Compensation costs, as measured by the Employment Cost Index (ECI), had been rising at a slower pace since early 2005, but since the first quarter of 2006, this slowdown reversed itself; during the entire course of 2006, the pace of ECI growth sped up. Data on production workers’ hourly earnings suggest that the ECI’s wages and salaries component is responsible for the acceleration: this component has been increasing relatively faster since the first quarter of 2006. Economists usually worry that higher growth rates in the cost of employment might increase inflationary pressures. Indeed, a faster pace of core CPI growth has accompanied the higher growth rates of both the ECI and hourly earnings.
Of course, workers might be compensated more just because they are producing more, but this does not appear to have been the case over the past couple years. While unit labor costs (a productivity-adjusted measure of employment costs), have gained some momentum since the second half of 2004, the changes have been negatively correlated with changes in output per hour in the nonfarm business sector. This has been especially true since 2000. Hence, relatively higher growth in unit labor costs has coincided with relatively smaller gains in output per hour in the nonfarm business sector.

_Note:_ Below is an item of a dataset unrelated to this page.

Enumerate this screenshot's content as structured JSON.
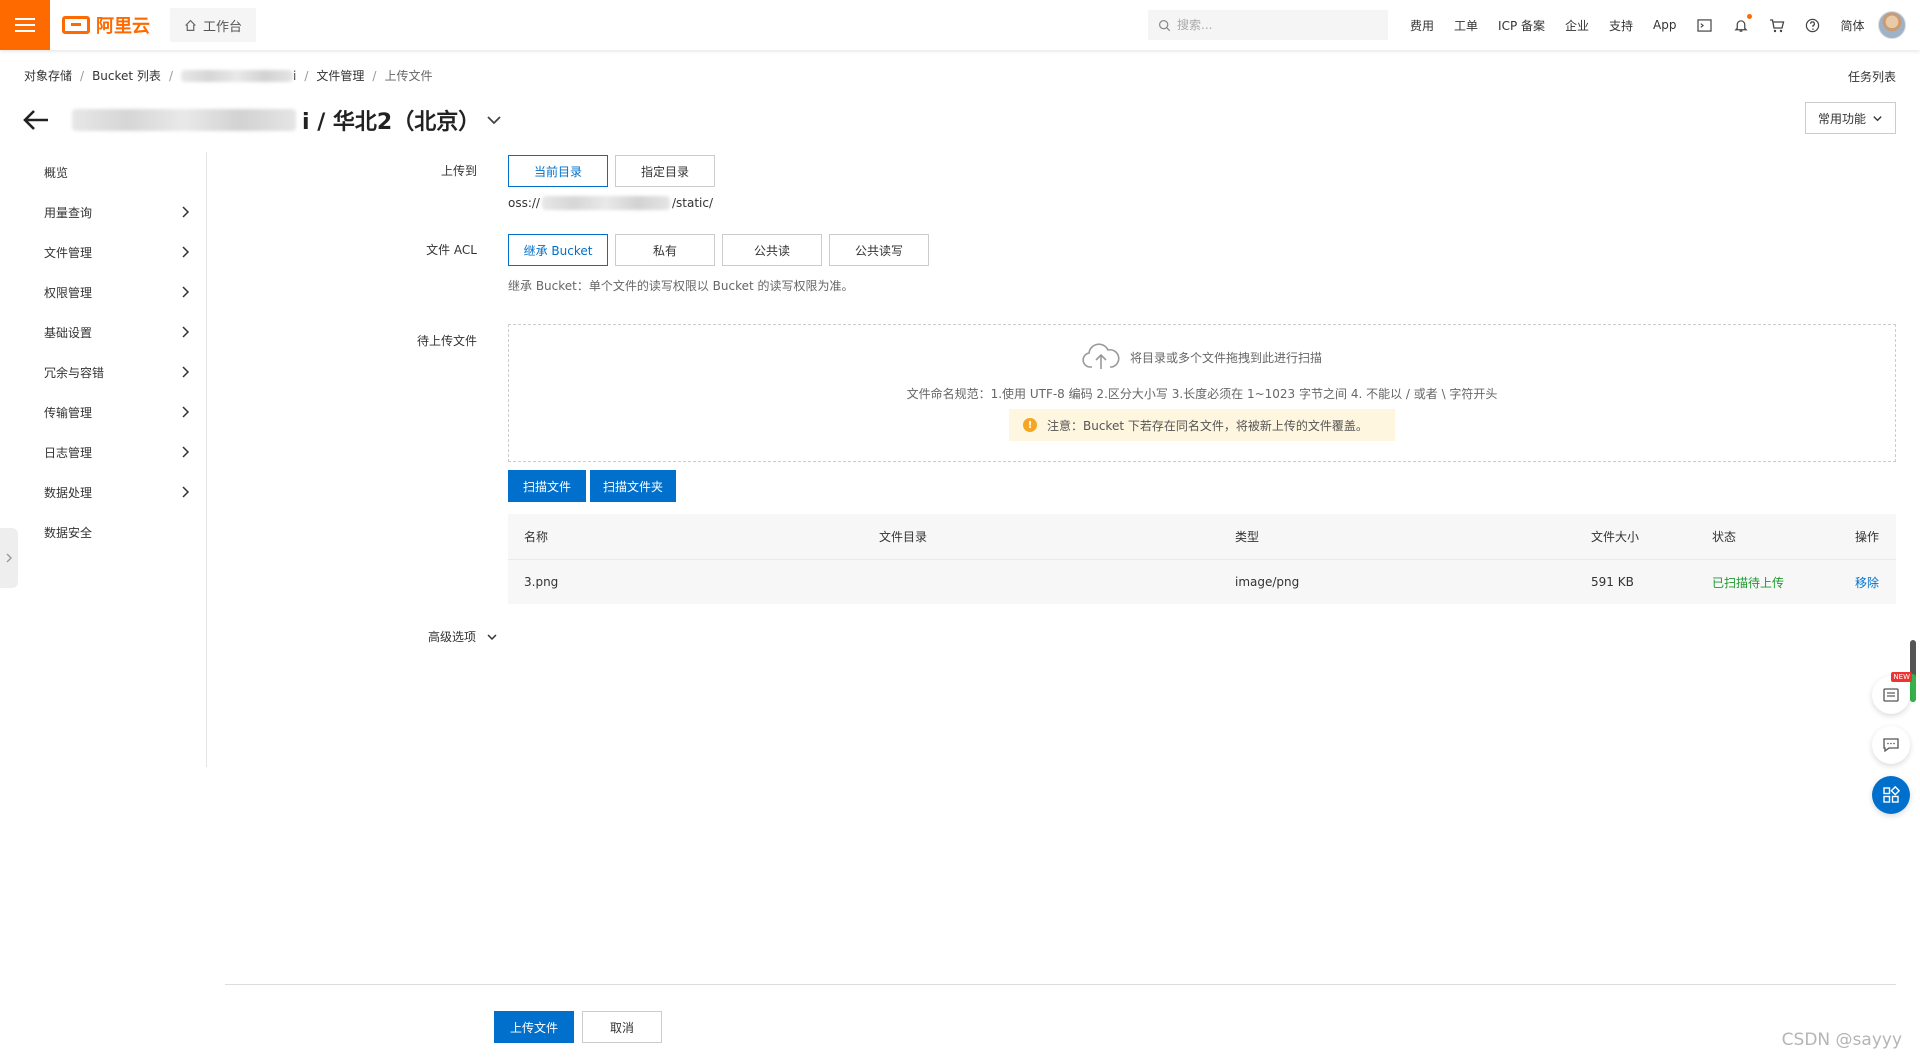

In 2006, almost 68 percent of the total compensation costs for service-providing workers consisted of wages and salaries. (This was very similar in the goods-producing sector.) The next-largest components were insurance benefits (11 percent), paid leave (7.8 percent), and retirement and savings benefits (7 percent). Growth in benefits was usually so high that it led to a greater increase in total compensation even when wages and salaries did not grow at a faster pace. This was the story between the fourth quarter of 2002 and the first quarter of 2006. But even though benefits have historically increased at a rate higher than wages and salaries, since the first quarter of 2006, all components of compensation have grown at a similar pace.